Hi all,
A week or so ago someone on StackOverflow asked why their Python code for connecting to an IPv6 link-local address wasn't working, and I replied that since it was a link-local address they needed to add a %en0 (or whatever the desired local-interface-name is) suffix to their target IP address.

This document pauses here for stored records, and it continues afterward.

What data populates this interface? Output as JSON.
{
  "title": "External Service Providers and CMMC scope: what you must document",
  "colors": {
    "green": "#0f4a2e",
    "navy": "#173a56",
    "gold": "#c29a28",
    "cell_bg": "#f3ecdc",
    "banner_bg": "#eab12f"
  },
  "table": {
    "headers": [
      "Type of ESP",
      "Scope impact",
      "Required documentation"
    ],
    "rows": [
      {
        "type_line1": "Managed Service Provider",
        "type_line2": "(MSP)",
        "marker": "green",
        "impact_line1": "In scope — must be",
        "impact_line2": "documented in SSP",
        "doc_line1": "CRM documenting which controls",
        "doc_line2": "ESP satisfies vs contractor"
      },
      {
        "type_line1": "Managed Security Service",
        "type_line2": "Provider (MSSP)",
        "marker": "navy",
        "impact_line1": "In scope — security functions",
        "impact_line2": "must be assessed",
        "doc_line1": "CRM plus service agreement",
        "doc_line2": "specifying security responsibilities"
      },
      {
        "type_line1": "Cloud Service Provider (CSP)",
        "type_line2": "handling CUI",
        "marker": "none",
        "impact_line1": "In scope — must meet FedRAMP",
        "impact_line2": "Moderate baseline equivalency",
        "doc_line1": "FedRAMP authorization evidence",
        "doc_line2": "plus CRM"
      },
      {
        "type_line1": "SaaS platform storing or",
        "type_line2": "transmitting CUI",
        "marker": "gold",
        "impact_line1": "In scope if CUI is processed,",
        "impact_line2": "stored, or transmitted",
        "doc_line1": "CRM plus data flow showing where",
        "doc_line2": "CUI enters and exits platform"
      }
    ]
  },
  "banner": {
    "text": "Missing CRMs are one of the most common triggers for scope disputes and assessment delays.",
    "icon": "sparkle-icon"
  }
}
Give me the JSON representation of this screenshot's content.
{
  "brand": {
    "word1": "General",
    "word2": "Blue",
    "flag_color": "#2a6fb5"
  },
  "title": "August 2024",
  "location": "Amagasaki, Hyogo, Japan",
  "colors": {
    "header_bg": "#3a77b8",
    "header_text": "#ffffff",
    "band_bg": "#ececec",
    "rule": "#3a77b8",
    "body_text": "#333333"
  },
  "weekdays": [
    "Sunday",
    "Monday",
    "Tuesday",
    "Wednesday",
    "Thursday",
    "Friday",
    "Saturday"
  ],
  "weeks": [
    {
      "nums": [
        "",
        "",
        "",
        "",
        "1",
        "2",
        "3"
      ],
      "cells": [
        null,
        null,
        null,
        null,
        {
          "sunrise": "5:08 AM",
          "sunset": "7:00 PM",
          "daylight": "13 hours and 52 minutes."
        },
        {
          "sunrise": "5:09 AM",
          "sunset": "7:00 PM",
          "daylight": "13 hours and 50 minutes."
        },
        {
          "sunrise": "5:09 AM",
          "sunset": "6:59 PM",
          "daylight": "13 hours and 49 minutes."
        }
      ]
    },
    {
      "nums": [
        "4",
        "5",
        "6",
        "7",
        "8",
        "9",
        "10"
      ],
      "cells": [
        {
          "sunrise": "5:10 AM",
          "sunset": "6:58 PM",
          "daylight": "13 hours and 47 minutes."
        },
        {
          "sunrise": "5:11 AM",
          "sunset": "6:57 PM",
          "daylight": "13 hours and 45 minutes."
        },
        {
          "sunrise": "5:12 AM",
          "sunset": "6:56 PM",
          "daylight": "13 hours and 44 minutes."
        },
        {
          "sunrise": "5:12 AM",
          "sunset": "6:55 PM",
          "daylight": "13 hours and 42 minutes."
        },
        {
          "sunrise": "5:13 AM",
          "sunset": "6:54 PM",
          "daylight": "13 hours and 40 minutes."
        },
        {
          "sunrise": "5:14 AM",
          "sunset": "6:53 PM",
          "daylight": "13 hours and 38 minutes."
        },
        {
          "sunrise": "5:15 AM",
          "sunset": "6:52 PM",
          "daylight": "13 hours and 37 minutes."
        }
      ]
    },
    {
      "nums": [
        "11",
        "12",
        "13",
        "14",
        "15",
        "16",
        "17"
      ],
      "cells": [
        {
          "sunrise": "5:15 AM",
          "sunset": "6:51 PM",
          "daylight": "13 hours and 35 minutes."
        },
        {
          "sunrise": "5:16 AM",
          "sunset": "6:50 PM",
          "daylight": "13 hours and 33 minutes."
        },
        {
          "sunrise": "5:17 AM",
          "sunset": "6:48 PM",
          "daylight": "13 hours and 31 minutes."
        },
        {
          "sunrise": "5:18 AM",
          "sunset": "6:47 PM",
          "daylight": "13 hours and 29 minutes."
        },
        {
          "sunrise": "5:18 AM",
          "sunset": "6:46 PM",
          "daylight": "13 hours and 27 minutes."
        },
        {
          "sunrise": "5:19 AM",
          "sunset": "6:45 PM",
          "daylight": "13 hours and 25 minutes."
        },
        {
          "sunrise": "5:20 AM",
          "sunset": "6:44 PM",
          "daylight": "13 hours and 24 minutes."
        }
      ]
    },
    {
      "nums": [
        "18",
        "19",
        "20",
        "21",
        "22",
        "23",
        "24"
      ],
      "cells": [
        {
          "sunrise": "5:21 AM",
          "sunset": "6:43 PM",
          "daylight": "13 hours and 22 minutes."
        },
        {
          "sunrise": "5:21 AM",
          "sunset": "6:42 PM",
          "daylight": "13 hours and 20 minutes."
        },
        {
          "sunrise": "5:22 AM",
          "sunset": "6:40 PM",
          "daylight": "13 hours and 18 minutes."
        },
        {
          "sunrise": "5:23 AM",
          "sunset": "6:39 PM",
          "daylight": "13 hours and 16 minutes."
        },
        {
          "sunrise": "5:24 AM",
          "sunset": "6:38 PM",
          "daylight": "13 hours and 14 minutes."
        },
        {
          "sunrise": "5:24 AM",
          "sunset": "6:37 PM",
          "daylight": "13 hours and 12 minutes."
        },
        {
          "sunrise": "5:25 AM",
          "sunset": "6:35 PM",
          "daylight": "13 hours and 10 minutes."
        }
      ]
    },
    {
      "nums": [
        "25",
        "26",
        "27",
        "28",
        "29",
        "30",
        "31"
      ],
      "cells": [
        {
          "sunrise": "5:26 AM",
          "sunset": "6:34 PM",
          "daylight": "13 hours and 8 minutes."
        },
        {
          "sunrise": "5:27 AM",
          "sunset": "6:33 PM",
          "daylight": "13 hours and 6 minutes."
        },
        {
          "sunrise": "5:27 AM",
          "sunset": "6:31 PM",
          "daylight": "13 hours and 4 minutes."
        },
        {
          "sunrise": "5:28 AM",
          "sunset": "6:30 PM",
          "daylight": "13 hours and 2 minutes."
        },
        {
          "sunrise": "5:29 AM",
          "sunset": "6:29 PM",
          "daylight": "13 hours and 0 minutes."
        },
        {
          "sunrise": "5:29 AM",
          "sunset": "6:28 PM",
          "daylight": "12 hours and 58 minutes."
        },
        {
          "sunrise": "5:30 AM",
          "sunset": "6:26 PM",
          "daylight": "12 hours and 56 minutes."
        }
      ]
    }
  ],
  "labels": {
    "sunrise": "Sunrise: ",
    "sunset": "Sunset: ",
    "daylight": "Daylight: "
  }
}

I thought I knew what I was talking about, so I didn't actually test my suggestion before answering (shame on me!).
Today I went to use that same technique for myself, only to find that it doesn't seem to work. :^( That is, this code does not work:
>>> from socket import *
>>> s = socket(AF_INET6, SOCK_STREAM)
>>> s.connect(('fe80::21f:5bff:fe3f:1b36%en0', 2001))
Traceback (most recent call last):
File "<stdin>", line 1, in <module>
File "<string>", line 1, in connect
socket.error: [Errno 65] No route to host
The following code, on the other hand, DOES work (with or without the %en0 suffix):
>>> from socket import *
>>> s = socket(AF_INET6, SOCK_STREAM)
>>> s.connect(('fe80::21f:5bff:fe3f:1b36%en0', 2001, 0, 6))
>>>
... but I don't like doing it that way, because in order to figure out which scope ID integer to supply for the last argument, I have to execute a bunch of not-very-portable code to iterate over the local interfaces list, find the interface named 'en0', and extract its scope ID, which is more complexity overhead than I'd like to have.
Given that connect() is accepting the %en0 suffix to the IP address, why isn't it actually using it as expected to determine the scope ID?
FWIW, I am testing with Python 2.6.1 under MacOS/X 10.6.4.